2. Were the exchange differences "exchange losses" within section 103, Finance Act 1996?[2]

The FTT noted that "an exchange loss is the comparison at different times of the expression in one currency of the valuation put by the company in another currency in relation to an asset". The FTT therefore agreed with the appellants that this was an arithmetic exercise and that the legislation does not require any exposure to exchange rates between two dates, just a comparison at different times first in one currency and then in another. The FTT concluded that because there was a fall in the value of the assets (the intercompany receivables), it followed that the exchange differences were exchange losses within section 103, Finance Act 1996.

3.  Did the exchange differences "fairly represent" a loss arising to the appellants as defined by section 84(1) Finance Act 1996?[3]

The FTT rejected HMRC’s argument that "fairly represents" required an overarching ‘sanity check’ to prevent an arithmetic difference from giving rise to a loss. The "fairly represents" rule did not override the appellants' accounts and the FTT concluded that the exchange differences did "fairly represent" losses.
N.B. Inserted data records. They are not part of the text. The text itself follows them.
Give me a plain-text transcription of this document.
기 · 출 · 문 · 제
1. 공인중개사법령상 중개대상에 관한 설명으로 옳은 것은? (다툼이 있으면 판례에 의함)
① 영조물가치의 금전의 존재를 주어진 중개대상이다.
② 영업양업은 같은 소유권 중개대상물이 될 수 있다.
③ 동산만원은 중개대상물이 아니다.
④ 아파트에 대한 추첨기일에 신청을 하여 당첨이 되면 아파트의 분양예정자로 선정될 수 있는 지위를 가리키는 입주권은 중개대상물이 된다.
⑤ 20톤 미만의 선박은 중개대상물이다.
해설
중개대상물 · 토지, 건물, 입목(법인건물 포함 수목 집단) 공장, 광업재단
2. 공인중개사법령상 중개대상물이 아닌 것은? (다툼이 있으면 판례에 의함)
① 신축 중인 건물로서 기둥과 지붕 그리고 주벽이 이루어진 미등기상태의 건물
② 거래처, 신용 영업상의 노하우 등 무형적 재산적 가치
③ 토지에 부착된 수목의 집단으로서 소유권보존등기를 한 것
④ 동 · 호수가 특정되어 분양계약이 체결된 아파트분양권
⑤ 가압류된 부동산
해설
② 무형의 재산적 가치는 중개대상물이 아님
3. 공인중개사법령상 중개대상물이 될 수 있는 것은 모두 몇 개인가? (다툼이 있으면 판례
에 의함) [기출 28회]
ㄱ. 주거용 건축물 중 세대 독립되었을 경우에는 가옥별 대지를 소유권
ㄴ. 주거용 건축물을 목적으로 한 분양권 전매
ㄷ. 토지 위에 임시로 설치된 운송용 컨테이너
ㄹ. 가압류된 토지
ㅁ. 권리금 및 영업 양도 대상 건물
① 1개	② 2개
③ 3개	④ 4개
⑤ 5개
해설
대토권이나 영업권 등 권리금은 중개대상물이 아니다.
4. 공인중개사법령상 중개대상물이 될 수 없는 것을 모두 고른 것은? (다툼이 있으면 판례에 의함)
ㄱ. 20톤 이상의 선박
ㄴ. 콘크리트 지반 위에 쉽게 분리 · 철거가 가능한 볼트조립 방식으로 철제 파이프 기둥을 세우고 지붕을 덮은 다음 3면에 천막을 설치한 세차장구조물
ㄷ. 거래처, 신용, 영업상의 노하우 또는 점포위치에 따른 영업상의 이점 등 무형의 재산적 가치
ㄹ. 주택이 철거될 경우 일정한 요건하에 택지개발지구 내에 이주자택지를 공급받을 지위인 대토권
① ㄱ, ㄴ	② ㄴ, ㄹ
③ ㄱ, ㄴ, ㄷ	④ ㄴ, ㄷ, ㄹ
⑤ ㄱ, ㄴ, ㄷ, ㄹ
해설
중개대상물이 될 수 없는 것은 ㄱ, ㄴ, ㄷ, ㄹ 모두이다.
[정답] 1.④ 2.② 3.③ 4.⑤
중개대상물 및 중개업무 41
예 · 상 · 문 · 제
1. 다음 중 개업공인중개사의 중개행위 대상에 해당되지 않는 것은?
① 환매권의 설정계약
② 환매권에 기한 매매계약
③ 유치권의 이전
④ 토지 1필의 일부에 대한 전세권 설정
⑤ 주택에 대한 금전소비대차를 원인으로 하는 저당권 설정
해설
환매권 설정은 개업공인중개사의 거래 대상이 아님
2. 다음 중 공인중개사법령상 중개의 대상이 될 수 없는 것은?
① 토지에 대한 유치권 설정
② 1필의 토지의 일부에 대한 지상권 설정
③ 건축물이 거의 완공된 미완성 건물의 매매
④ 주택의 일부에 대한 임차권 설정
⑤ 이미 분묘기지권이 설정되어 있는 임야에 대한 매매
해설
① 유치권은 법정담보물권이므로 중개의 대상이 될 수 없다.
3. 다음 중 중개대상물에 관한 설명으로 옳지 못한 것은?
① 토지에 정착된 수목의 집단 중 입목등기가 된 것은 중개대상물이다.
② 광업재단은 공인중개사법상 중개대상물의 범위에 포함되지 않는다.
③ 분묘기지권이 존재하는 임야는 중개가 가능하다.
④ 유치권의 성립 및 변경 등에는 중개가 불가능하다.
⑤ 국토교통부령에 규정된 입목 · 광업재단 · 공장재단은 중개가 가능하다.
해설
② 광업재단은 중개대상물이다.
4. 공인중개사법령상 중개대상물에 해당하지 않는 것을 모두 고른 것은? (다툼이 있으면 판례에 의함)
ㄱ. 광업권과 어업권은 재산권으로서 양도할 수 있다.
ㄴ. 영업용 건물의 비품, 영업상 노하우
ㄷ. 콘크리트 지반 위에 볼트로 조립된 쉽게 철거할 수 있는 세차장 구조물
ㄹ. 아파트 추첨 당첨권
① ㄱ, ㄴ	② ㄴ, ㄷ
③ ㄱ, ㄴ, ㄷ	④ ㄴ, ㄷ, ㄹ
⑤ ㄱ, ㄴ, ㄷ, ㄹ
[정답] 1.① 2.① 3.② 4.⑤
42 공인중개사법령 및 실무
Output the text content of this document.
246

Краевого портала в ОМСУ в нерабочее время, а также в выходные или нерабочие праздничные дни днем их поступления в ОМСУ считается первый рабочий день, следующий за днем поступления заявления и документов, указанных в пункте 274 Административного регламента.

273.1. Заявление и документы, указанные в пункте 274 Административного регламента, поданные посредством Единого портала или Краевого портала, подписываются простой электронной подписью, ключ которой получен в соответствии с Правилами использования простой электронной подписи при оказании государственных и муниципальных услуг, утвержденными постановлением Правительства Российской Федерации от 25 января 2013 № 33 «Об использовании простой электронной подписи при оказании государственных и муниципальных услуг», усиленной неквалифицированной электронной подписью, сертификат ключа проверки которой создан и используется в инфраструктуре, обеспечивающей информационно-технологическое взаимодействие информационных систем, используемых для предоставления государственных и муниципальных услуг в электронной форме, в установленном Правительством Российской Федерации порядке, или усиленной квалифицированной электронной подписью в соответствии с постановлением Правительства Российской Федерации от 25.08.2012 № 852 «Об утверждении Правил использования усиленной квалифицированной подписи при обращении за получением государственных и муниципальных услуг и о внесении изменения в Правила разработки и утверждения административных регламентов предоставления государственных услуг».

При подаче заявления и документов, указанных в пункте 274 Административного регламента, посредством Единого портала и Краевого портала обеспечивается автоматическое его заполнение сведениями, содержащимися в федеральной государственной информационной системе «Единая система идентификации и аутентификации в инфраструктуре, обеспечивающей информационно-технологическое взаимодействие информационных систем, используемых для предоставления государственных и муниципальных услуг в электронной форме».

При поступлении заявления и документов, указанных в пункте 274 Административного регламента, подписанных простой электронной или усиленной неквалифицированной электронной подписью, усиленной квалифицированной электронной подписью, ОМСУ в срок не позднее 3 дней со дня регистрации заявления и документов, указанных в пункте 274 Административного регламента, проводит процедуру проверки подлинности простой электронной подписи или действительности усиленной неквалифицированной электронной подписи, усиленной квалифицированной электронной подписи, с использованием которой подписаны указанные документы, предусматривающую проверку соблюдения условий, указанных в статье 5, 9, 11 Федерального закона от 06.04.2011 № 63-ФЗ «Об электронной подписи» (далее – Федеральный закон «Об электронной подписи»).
The FTT allowed the appellants' appeals.


Comment

As debits are now calculated with regard to profit and loss entries and the "fairly represents" rule has been abolished, this decision is largely of historic interest. However, it does provide helpful guidance on the meaning of "fairly represents" for cases which are working their way through the appeal process and have yet to be determined. The decision also suggests that the FTT will, in general, be slow to upset GAAP compliant accounts. 

A copy of the decision can be found here.



[1] Rewritten to Corporation Tax Act 2009.

[2] Rewritten to Corporation Tax Act 2009.

[3] Rewritten to Corporation Tax Act 2009.